In an accompanying editorial on the E1684 ECOG trial
In an accompanying editorial on the E1684 ECOG trial, Balch and Buzaid questioned the role of adjuvant IFN- alpha in a high risk for recurrence patient whose tumor is greater than 4.0 mm thick and lymph node examination is clinically negative. Although excluded from the ECOG eligibility criteria for the E1684 trial, these patients have a greater than 60% chance of harboring microscopic nodal metastases and therefore may benefit from adjuvant high-dose interferon therapy. Knowing the pathologic status of the regional nodes in patients with thick melanomas provides important prognostic information. Patients with thick melanomas who have negative nodes have a significantly better prognosis than those with positive nodes (58% to 71% versus 32% to 42%). The available data from the ECOG E1684 trial were derived from patients whose lymph node pathology was known. The benefit of this therapy was seen for patients who entered the trial with lymph node involvement by comparison with the small subgroup of patients with thick, lymph node negative tumors. These authors therefore recommended that patients with melanomas greater than 4.0 mm have a nodal staging procedure, preferably intraoperative lymphatic mapping and sentinel lymph node biopsy, since this is the least morbid approach.
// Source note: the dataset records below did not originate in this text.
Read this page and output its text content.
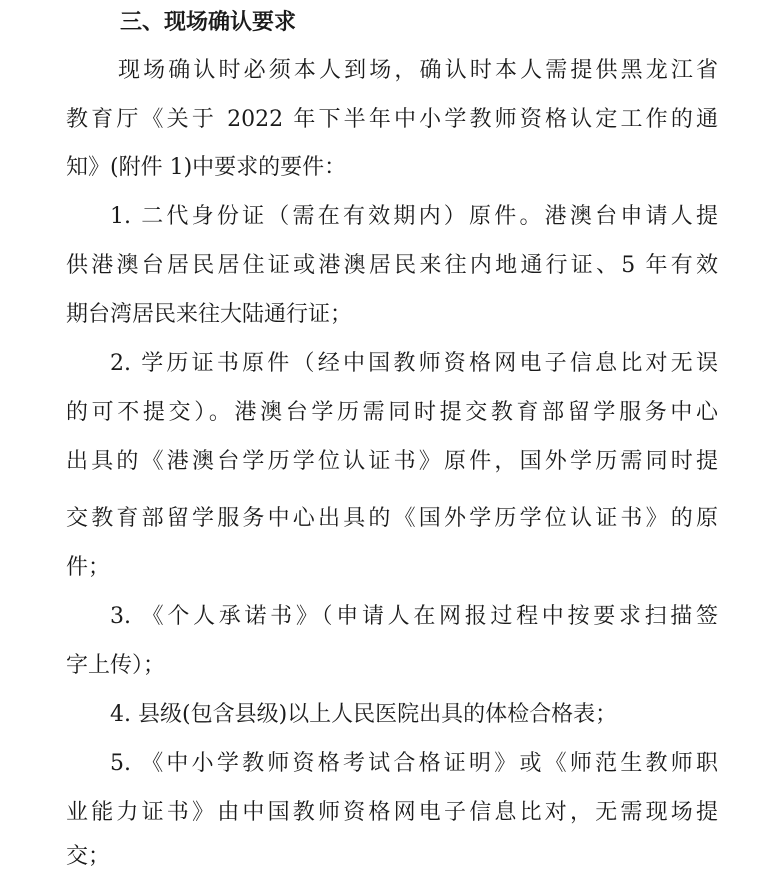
三、现场确认要求
现场确认时必须本人到场，确认时本人需提供黑龙江省
教育厅《关于 2022 年下半年中小学教师资格认定工作的通
知》(附件 1)中要求的要件：
1. 二代身份证（需在有效期内）原件。港澳台申请人提
供港澳台居民居住证或港澳居民来往内地通行证、5 年有效
期台湾居民来往大陆通行证；
2. 学历证书原件（经中国教师资格网电子信息比对无误
的可不提交）。港澳台学历需同时提交教育部留学服务中心
出具的《港澳台学历学位认证书》原件，国外学历需同时提
交教育部留学服务中心出具的《国外学历学位认证书》的原
件；
3. 《个人承诺书》（申请人在网报过程中按要求扫描签
字上传）；
4. 县级(包含县级)以上人民医院出具的体检合格表；
5. 《中小学教师资格考试合格证明》或《师范生教师职
业能力证书》由中国教师资格网电子信息比对，无需现场提
交；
Extrapolation of the results of E1684 may be considered for patients with local recurrences, satellite lesions, or in-transit metastases. Important questions that remain to be answered are whether the high-dose intravenous induction is necessary (or may in fact be sufficient to obtain the benefit of the E1684 treatment) and whether more prolonged interferon administration would enhance the benefit. In addition, the question remains whether early IFN- alpha therapy (after microscopic nodal metastases are removed) is better than late adjuvant therapy (after grossly positive nodal disease is resected with a therapeutic node dissection).
Human growth hormone information
Only a small subset of patients who receive high-dose IFN- alpha2b therapy actually derived benefit from it. Serum markers of tumors may provide a key to the more selective application of adjuvant therapy. Tyrosinase (a key enzyme in melanin biosynthesis whose gene is actively expressed only in melanocytes, melanoma cells, and Schwann cells) may serve as a marker of early dissemination of disease to allow more selective use of adjuvant therapy in the future. Because melanocytes and melanoma cells do not usually circulate in the blood, the detection of tyrosinase mRNA by reverse transcriptase-polymerase chain reaction (RT-PCR) in blood is considered a potential indication of the presence of circulating melanoma cells. Patients who have a positive RT-PCR before starting therapy that subsequently becomes negative may be those who benefit from the therapy. Human Growth Hormone
The North Central Cancer Treatment Group (NCCTG 83-7052) evaluated the adjuvant role of IFN- alpha2a given at 20 MU/IM three times weekly for 3 months, versus observation in patients with 1.69-mm Breslow depth T3+ or T4, and N1 patients (subsets of AJCC stages IIA or IIB and III). An analysis of 260 evaluable patients who entered this trial demonstrates no significant prolongation of survival, or of relapse-free interval overall. Subset evaluation of patients in stage II as opposed to those in stage III participating in this trial reveals a potential impact in the latter, by Cox analysis.